I have kept males and females and find them highly demanding birds. The males fight to the death even as young as six weeks.
The females demand attention or to free range very vociferously. They are very intelligent chickens and sensitive to dangers, which means they are safer from predators but spend much of the day stressed about potential threats (on the other hand, I have seen even the hens go TOWARD a fox with neck feathers ruffled to fight, so take from that about their intelligence what you will).

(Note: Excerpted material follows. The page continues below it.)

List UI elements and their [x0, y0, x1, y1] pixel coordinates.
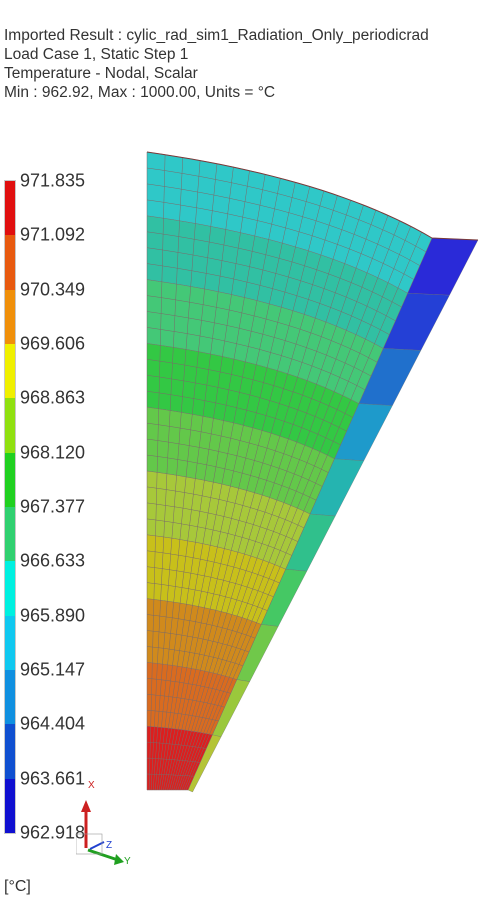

They are extremely aggressive birds, even the females. Mother hens will fight to the death to protect chicks without intervention. The hens are not very aggressive toward people except when raising chicks when caution is needed. Moderately friendly, the hens will eat treats from my hand but hate to be handled.
They lay more eggs than some sites will say. My large hen lays 6 a week in summer and 4 a week even in winter.
.Better Than Rubies likes this.
"Useful and Friendly"
Pros - No better broody hen out there, naturally friendly
Cons - Need their own individual penning arrangements
I can pick any random chicken out of my asil flock and take it to a agro-tourism event, educational function or a petting zoo, etc. and sit it on a perch or in my lap where hundreds of people walk by and pet it and it will set there and beg to be petted, with zero prior conditioning, any bird in the flock. Perfectly content to be the only chicken there. Love human interaction. They are game, they need their own pen, even the hens. Excellent broody hens that lay more eggs than some sources would have you believe. While slow growing, they are very meaty and taste excellent. It is surprising how heavy they are. Easy to see where the Cornish got their breast if you ever look at a dressed asil. Very special birds.
"Good for gamefowl breeders"
Pros - Hens are great mothers , roosters Are tame if handled enough . protective of your flock!
Cons - Roosters will fight to the death and hens will fight too
Ive had asils for a long time and i love the chickens, the roosters are docile if held frequently and will wardoff predators but will fight other roosters to the death. The hens you cant beat a being great mothers and are a great adition top a gamefarm or regular coop.